Tracey’s research with rheumatoid arthritis (RA) patients led to the creation of a small, implantable Vagal nerve stimulator that dramatically reduced inflammation in patients. Clinical trials on humans have been so successful that several of the 18 patients in the trial have seen complete remission of their RA, allowing them to go off all medications. However, it may still be another three to five years before you can obtain one of these devices in the U.S. “I conceived these trials on the back of a napkin in 1998 using materials that were FDA-approved at the time,” Tracey laments. “It shouldn’t take this long, but that’s another story.”

The problem with drugs, when swallowed or injected, is that they “go everywhere, and even the best drugs have side effects,” he says. “Nerves go to a specific place and deliver a specific payload that lasts for a short period of time without side effects.”

HITTING THE TARGET

If targeting nerve cells seems like an unlikely way to treat many diseases, Tracey points to research by Paul Frenette, a stem-cell researcher at the Albert Einstein College of Medicine, done on prostate and breast cancer.
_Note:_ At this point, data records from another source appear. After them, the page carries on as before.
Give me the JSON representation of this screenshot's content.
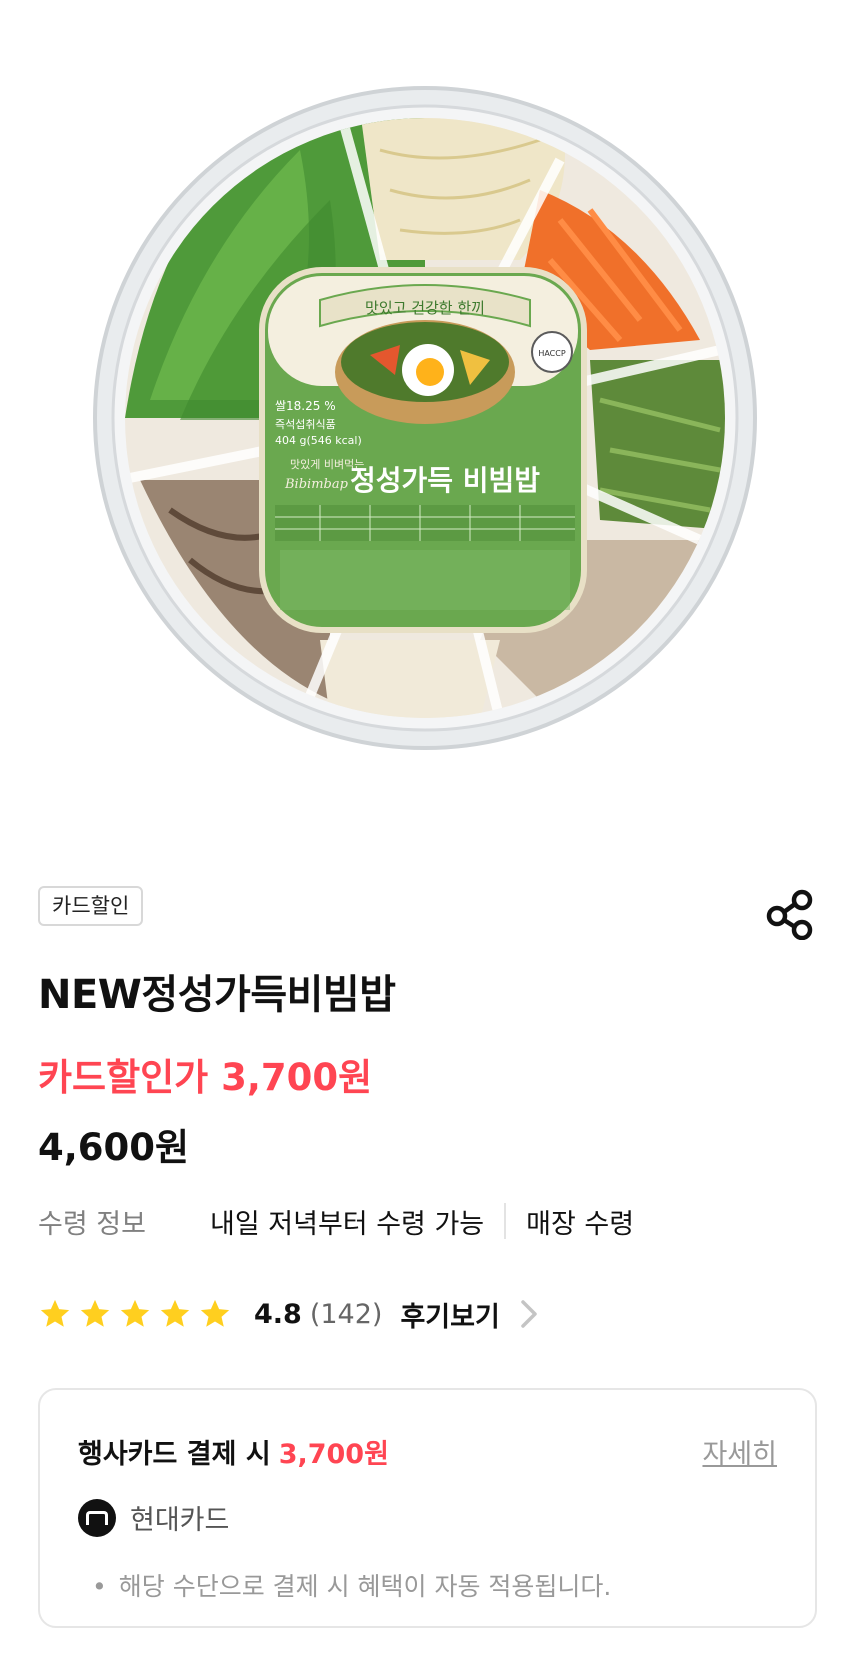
{
  "product": {
    "badge": "카드할인",
    "title": "NEW정성가득비빔밥",
    "sale_price": "카드할인가 3,700원",
    "original_price": "4,600원",
    "label_text": {
      "tagline": "맛있고 건강한 한끼",
      "small_script": "맛있게 비벼먹는",
      "romanized": "Bibimbap",
      "brand_name": "정성가득 비빔밥",
      "weight_line1": "쌀18.25 %",
      "weight_line2": "즉석섭취식품",
      "weight_line3": "404 g(546 kcal)",
      "haccp": "HACCP"
    }
  },
  "pickup": {
    "label": "수령 정보",
    "when": "내일 저녁부터 수령 가능",
    "where": "매장 수령"
  },
  "rating": {
    "stars": 5,
    "score": "4.8",
    "count": "(142)",
    "review_link": "후기보기",
    "star_color": "#ffcf1f"
  },
  "card_offer": {
    "title": "행사카드 결제 시",
    "amount": "3,700원",
    "detail_link": "자세히",
    "issuer": "현대카드",
    "note": "해당 수단으로 결제 시 혜택이 자동 적용됩니다."
  },
  "icons": {
    "share": "share-icon",
    "chevron": "chevron-right-icon",
    "card_logo": "hyundai-card-logo"
  },
  "colors": {
    "accent_red": "#ff4552",
    "label_green": "#6aa84f"
  }
}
Frenette’s study showed in mouse models that nerve cells release molecules that “control the ability of the cancer cells to grow or metastasize,” says Tracey.
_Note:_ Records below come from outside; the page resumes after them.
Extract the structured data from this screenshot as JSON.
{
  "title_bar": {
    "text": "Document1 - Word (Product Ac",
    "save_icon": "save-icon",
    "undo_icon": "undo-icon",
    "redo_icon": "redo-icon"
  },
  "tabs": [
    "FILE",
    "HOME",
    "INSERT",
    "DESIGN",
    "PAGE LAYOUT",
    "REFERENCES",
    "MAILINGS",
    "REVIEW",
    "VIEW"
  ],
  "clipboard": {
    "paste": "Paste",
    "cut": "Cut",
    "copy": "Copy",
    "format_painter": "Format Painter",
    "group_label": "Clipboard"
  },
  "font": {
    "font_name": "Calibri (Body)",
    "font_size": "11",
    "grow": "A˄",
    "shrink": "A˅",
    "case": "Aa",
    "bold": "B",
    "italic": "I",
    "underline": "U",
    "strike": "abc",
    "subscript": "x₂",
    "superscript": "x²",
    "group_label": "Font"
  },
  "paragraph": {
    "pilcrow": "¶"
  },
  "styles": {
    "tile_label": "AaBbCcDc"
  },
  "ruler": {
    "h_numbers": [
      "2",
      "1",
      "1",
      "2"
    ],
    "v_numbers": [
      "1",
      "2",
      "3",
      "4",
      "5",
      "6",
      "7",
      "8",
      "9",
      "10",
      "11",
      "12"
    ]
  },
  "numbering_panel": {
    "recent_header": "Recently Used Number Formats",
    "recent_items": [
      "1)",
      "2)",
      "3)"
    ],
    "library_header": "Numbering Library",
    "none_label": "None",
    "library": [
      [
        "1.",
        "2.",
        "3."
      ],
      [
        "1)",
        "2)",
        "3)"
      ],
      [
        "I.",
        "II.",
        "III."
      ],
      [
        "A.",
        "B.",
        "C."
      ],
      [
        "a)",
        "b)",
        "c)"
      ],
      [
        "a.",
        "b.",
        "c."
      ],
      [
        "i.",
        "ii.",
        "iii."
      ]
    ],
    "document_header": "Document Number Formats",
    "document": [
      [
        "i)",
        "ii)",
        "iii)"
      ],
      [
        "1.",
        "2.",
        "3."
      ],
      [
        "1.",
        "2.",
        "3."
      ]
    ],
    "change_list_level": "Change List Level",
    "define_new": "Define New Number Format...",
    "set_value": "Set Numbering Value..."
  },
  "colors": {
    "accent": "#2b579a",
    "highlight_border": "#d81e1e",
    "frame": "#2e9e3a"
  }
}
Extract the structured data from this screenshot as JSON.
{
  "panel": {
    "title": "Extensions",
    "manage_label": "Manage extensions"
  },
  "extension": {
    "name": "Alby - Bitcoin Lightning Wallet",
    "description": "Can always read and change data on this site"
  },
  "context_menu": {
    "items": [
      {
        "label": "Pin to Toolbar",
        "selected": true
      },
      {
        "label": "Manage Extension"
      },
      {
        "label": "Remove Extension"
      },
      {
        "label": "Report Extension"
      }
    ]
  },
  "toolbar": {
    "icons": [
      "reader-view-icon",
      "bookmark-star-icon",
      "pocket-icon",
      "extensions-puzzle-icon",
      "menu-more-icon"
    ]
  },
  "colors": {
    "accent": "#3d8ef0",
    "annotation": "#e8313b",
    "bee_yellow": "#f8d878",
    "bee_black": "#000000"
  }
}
Research of this kind is guiding the direction of the bioelectronics field, Tracey says: “What are the diseases where we either have data or a good hypothesis that we can hit the target of the disease through a nerve?” He believes that such diseases as cancer, diabetes, inflammatory bowel disease, hypertension, Alzheimer’s, and even hypertensive shock may all be treatable one day through bioelectronic medicine.

Of course, to make these devices as effective as possible requires refining their size and precision. This is where Chad Bouton, the division leader of neurotechnology and analytics at Feinstein, comes in. “I spend most of my time figuring out how to decode and reroute nervous system signals,” he tells mental_floss. “Why couldn’t we reroute or stimulate a system to strengthen the immune system, since it can go the other way and be weakened?” 

REFINING THE STIMULATION

Bouton is working on not only making more sophisticated electrodes, but refining the methods of stimulation. “We want to know exactly what the stimulation waveform looks like, and how this can effect which fibers you’re affecting or modulating in the Vagus nerve. We’re also investigating how long you do it when you do it. There might be an effect at a certain time of day, or in response to something happening in the body.”

Bouton is most proud of a device they’ve created called the neural tourniquet, which can slow blood loss from injury or during surgery. The device sends a signal via the Vagus nerve to the spleen, priming it to produce the platelets needed for coagulation. “Both bleeding time and volume can be reduced on order of roughly 40 percent,” Bouton says. “In preclinical studies, it looks like the effect could last for quite a few hours.” 

Tracey is hopeful about the potential of bioelectronics medicine. “Scientists get nervous about predicting the future, but when I look at the fact that for 100 years we’ve been making drugs based on molecular mechanisms—and in bioelectronics, we’re studying molecular mechanisms and capitalizing on advances in computerized miniaturizations—I see objective findings that we can build devices to replace many drugs in the future."

Editor's note: This post has been updated.